According to a report in TechCrunch, the server housed financial information on millions of Bank of India customers including bank balances and recent transactions. The server, which was hosted in a data center from Mumbai, housed two months of data from SBI Quick, which is a messaging system to get information from banking customers, according to the report. It enables State Bank of India customers to text the bank and get information about their finances and bank accounts via text messages. The service is aimed at the millions of customers of the bank that don’t have smartphones or have data services that are limited.
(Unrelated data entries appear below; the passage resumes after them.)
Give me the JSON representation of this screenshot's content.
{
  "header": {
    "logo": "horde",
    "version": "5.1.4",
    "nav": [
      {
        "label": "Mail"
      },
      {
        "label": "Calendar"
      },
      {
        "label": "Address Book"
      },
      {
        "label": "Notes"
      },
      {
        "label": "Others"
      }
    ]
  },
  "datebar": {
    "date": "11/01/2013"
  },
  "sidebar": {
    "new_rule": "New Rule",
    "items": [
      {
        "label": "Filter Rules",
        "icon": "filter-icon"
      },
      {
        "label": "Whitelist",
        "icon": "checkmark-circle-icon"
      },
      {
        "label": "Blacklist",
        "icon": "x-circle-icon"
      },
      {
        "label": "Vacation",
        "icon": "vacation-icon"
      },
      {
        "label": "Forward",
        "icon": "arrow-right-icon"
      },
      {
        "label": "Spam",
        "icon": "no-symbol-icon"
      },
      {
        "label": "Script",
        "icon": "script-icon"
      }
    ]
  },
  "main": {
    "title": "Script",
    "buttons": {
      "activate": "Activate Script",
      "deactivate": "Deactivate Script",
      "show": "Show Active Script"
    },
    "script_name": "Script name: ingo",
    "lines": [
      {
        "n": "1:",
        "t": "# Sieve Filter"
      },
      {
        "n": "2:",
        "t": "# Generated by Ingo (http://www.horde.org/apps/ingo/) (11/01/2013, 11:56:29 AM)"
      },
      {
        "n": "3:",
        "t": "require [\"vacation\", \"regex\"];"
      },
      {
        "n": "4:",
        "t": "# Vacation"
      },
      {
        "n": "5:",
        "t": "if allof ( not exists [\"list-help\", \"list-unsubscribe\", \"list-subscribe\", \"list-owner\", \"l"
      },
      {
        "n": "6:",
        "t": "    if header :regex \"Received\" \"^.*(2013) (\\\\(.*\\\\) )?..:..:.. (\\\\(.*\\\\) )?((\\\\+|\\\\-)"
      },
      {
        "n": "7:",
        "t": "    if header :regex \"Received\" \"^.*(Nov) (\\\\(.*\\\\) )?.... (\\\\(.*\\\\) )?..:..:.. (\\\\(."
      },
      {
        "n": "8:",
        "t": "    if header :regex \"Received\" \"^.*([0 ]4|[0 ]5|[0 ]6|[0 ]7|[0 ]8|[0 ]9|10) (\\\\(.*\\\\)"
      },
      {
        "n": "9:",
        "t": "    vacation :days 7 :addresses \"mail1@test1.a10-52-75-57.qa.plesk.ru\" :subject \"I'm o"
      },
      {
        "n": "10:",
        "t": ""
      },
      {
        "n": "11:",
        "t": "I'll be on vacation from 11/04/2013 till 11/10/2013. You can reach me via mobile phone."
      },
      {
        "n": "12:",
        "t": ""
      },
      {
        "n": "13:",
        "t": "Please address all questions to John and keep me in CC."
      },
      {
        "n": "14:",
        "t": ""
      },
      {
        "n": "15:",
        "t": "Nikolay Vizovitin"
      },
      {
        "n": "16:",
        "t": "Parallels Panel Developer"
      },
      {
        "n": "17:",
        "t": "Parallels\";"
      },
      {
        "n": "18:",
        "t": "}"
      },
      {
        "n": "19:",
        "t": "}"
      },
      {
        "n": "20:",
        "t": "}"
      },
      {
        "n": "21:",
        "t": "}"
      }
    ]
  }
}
The bank’s back-end text message system, which stores millions of text messages, was reportedly exposed. TechCrunch was able to get into the database — which was not password-protected — and see text messages going to customers in real time. The information it was able to access included phone numbers, bank balances and transactions. In one day alone there were three million texts sent by the Bank of India, the report noted, and the database had archives of the text messages dating back to December. To verify that the data was accurate, the publication had India-based security researcher Karan Saini send a text message to the system. The publication said it was able to see information on Saini within seconds. “The data available could potentially be used to profile and target individuals that are known to have high account balances,” said Saini in a message to the publication.
It’s not clear how long the server had gone unsecured but the report did note a security researcher (who requested anonymity) discovered the data breach, not someone internally. TechCrunch reached out to the State Bank of India and the National Critical Information Infrastructure Protection Centre, and the database was secured.